= George W. Della =

American politician (1908–1990)

George W. Della (February 9, 1908 – August 11, 1990) was a politician and businessman from the U.S. state of Maryland. Trained as a lawyer, Della was appointed to the Maryland Senate in 1939 to represent a southern and southwestern district in Baltimore and served until his retirement from politics. He served as President of the Maryland Senate, (the upper chamber of the General Assembly of Maryland) from 1951 to 1955 and again from 1959 to 1963. Della was a member of the Democratic Party.

Following his retirement in 1963, The elder Della worked as a lobbyist for the local utility, the Baltimore Gas & Electric Company (now currently renamed part of the larger Constellation Energy, part of regional utility Exelon).

His son, George W. Della, Jr., was a member of the Baltimore City Council from 1976 to 1983 for the old 6th councilmanic district and also subsequently elected to the Maryland Senate also representing South and Southwestern Baltimore city (the same area as his father) from 1983 to 2010.

==Biography==
George W. Della was born February 9, 1908, in Baltimore, Maryland.
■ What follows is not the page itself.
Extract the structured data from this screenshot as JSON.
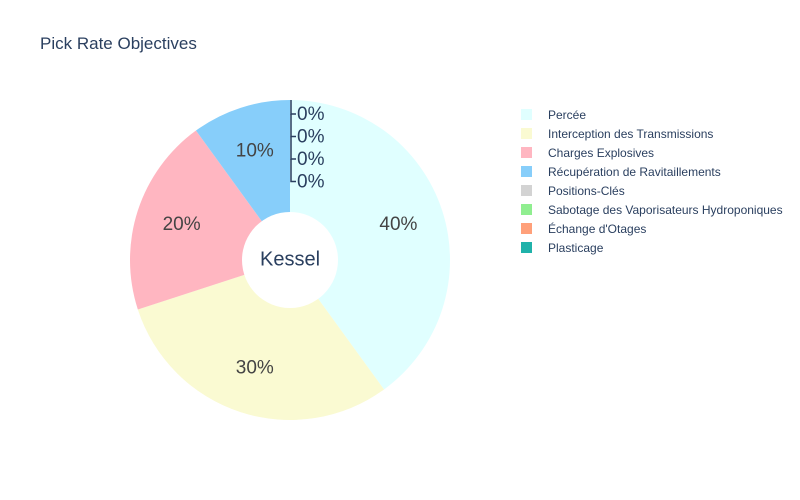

He attained his education locally, attending Baltimore Public Schools and the Baltimore City College, from which he graduated in 1927. He went on to earn a Bachelor of Arts degree in Business Administration from the University of Baltimore in 1932 and, three years later, earned a law degree from that institution's School of Law. By 1936, Della had passed the Maryland Bar and begun to practice law, and the same year he was wed to Agnes H. Mattare, with whom he had three children, George, Mary, and Howard.

As a lifelong resident of Baltimore, Della was active in a number of community organizations. He was a member of South Baltimore's Episcopal Church of the Advent (on South Charles Street below East Ostend Street) and of the Baltimore Country Club in Roland Park of north Baltimore.
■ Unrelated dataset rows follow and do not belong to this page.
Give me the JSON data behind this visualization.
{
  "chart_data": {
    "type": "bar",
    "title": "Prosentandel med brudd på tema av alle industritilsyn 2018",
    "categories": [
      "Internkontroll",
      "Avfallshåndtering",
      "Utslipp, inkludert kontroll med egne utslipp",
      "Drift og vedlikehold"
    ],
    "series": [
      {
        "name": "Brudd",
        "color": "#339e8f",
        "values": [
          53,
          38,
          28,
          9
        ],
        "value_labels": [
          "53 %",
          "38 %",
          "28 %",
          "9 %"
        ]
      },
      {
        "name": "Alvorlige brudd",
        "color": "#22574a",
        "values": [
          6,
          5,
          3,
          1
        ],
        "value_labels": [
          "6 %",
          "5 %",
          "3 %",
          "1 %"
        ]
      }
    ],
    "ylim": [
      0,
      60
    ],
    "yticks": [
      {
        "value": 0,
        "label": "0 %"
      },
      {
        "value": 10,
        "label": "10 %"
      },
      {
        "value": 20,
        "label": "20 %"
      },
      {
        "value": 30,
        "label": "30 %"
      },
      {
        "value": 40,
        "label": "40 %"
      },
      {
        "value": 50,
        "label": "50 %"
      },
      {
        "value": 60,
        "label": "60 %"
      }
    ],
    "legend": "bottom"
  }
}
He was also a Director of the American Bankers Life Insurance Company of Florida and the old South Baltimore General Hospital (founded 1914, then on South Light Street, relocated further south in 1968 to South Hanover Street waterfront by Broening / Middle Branch Park, and later renamed Harbor Hospital Center).
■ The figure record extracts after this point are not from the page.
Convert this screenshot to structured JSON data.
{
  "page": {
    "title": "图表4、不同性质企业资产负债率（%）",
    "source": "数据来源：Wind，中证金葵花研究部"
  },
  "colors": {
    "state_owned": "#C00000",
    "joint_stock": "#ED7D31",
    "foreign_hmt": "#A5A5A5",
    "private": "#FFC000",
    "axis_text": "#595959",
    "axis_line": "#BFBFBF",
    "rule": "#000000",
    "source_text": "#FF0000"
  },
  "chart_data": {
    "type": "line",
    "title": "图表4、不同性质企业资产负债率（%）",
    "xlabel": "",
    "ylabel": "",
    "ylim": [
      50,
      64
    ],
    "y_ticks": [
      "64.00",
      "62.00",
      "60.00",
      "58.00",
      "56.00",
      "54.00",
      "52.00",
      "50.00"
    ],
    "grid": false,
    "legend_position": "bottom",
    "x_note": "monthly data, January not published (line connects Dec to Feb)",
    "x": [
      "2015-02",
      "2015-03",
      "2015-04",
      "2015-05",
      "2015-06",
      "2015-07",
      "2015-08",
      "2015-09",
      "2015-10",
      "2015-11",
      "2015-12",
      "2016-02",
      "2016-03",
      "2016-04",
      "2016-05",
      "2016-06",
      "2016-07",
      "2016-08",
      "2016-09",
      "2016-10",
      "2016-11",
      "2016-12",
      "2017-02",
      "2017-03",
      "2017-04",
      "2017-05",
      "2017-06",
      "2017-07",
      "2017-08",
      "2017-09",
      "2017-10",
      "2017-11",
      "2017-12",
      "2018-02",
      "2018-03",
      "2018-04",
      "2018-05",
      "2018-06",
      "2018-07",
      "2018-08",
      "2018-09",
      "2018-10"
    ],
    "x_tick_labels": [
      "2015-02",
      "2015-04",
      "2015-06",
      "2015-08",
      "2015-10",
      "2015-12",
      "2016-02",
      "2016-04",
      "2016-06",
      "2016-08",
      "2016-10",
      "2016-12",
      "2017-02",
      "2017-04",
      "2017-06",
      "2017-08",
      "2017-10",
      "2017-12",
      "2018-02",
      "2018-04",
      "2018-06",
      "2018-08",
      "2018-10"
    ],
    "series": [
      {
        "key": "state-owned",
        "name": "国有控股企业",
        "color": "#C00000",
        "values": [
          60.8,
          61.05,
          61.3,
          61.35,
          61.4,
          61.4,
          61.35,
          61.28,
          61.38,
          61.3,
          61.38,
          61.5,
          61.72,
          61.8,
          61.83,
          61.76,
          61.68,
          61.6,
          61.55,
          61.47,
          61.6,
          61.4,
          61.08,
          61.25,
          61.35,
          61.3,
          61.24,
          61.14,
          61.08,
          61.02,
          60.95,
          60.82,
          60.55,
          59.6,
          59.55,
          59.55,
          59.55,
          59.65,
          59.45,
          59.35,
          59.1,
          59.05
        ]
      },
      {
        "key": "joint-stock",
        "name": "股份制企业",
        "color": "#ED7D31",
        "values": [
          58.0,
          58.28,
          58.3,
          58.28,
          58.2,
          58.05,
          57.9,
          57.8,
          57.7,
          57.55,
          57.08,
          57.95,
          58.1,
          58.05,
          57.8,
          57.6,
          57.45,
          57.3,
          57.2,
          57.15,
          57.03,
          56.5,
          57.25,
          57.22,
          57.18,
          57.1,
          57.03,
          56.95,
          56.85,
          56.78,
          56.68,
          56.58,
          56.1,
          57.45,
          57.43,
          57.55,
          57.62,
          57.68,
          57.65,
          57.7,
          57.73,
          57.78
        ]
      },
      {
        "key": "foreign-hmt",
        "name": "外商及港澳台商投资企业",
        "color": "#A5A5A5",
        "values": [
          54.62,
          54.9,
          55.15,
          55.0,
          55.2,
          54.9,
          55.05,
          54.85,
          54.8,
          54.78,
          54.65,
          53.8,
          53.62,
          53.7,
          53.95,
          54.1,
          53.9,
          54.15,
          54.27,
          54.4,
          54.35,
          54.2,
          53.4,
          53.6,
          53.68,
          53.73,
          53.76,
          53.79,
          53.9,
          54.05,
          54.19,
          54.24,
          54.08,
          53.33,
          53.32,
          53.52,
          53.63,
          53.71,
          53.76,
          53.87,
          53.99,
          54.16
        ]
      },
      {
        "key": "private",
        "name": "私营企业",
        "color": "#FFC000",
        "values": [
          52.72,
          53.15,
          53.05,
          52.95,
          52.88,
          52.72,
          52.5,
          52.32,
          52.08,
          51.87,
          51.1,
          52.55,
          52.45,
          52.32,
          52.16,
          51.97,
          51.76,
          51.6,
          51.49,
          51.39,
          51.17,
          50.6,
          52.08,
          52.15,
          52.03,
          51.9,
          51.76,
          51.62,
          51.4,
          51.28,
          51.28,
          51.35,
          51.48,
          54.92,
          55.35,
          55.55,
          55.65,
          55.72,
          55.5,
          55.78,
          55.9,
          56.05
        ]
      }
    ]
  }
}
Della was also a long-time member of the Freemasons. In 1959 the Boumi Temple of the Shrine, part of the Freemason organization commonly referred to as the Shriners, made him potentate.

In 1939, then Governor of Maryland Herbert R. O'Conor appointed Della to the Maryland Senate as the Senator from then Baltimore's old 6th district. He served in a variety of leadership roles, including as Chair of the Insurance and Loans Committee and the Judicial Proceedings Committee. After 12 years, Della was elected to serve as President of the Maryland Senate in 1951, and continued in that role for four years until 1955. Four years later in 1959, he was again elected President, a position which he did not relinquish again until his retirement after this second period of four years in 1963.

Following his retirement, Della was hired as a lobbyist in 1967 by the Baltimore Gas and Electric Company, (now Constellation Energy, part of the larger regional utility conglomerate Exelon).

He continued to play a role in Maryland politics, most prominently as a delegate to the called state constitutional convention in 1967 to present a revised fifth Maryland state constitution to replace the fourth and current Constitution of Maryland of 1867 (which was defeated, but many of its provisions were enacted by the early 1970s under Governor Marvin Mandel).

Della retired in 1985, and died in 1990. His son George W. Della, Jr. followed in his father's footsteps, winning election as a Senator from Baltimore's 47th district in 1983 and remaining state Senator in a redistricted 46th district in 2003 until his Democratic Party primary defeat after 28 years in the upper chamber at the Maryland State House in September 2010.